Прежде чем перейти к стихам, Стольцев начал с небольшого отступления. Он признался, что считает поэзию отдельным языком, наподобие иностранного. Только изучив этот язык, как учат, к примеру, английский или немецкий, только потратив уйму часов, читая и, самое главное, пытаясь писать на этом языке, можно приблизиться к его пониманию. В этом смысле поэзия напоминает латынь или древнегреческий. Эти языки считаются мертвыми, так как на них не говорят никакие народы. Но при этом их можно выучить, поскольку существуют письменные источники.

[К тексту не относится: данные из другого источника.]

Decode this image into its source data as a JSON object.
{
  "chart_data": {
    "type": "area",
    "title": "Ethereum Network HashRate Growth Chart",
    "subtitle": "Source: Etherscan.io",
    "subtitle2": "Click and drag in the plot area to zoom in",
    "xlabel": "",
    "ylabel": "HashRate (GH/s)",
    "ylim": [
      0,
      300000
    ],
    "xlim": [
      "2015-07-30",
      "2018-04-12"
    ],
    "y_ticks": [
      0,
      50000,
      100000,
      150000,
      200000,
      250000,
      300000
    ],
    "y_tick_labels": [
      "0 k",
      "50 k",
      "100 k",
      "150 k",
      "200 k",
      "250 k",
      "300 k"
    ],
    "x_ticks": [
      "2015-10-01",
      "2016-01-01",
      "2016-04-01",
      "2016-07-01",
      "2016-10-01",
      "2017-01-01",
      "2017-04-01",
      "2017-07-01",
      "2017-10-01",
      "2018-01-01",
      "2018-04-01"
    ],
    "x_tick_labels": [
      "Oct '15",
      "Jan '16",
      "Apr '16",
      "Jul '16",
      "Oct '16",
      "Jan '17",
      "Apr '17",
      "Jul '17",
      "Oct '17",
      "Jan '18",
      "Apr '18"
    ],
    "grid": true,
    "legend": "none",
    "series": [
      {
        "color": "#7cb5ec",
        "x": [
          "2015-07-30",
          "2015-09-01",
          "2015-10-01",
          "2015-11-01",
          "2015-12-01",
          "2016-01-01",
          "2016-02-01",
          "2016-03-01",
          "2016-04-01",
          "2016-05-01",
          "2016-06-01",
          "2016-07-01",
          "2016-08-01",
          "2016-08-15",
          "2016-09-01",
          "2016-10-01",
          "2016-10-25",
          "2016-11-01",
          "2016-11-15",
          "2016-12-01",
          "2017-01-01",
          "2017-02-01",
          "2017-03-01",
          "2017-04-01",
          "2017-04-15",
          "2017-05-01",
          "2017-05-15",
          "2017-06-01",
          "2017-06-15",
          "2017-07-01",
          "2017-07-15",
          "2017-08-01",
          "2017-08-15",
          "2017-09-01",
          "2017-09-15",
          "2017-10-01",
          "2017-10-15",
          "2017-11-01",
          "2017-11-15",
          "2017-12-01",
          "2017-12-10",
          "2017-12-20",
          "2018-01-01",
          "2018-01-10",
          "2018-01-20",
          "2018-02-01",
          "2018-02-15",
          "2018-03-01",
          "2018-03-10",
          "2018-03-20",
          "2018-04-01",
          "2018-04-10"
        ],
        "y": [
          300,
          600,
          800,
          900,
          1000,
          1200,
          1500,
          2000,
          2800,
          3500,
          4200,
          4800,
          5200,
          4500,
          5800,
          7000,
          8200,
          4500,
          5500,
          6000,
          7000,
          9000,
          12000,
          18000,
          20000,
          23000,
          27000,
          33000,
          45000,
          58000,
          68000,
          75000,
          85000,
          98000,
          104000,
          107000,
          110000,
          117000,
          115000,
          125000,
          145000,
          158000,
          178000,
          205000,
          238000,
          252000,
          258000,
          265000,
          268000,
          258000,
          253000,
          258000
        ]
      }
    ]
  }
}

Примерно то же самое и с поэзией. Кстати, сам Глеб немало потрудился, чтобы овладеть этим волшебным языком, научиться досконально понимать его и даже изъясняться.
– А вы «говорите на поэзии»? – прозондировал он степень подготовленности аудитории.
Услышав что-то вроде коллективного «у-гу», Глеб приосанился и стал декламировать – в оригинале и переводе – самые яркие куски из творений Овидия, некогда выцарапанные безвестными почитателями его таланта на стенах помпейских таверн и прочих доступных поверхностях.
Его глубокий, поставленный голос наподобие хорошо темперированного инструмента звенел и переливался выверенными тонами и оттенками: от бархата до наждака. Аудитория, казалось, совсем перестала дышать.
На Глеба же стихи снова навеяли болезненные воспоминания о его собственных любовных неурядицах. «А если Марина и в самом деле уйдет?» – кольнуло у него в груди. Глеб даже сбился в одном месте, но быстро взял себя в руки.
– Кто бы что ни говорил, а как поэты Овидий и Гораций, безусловно, равны. Не зря же Пушкин посвятил стихи обоим.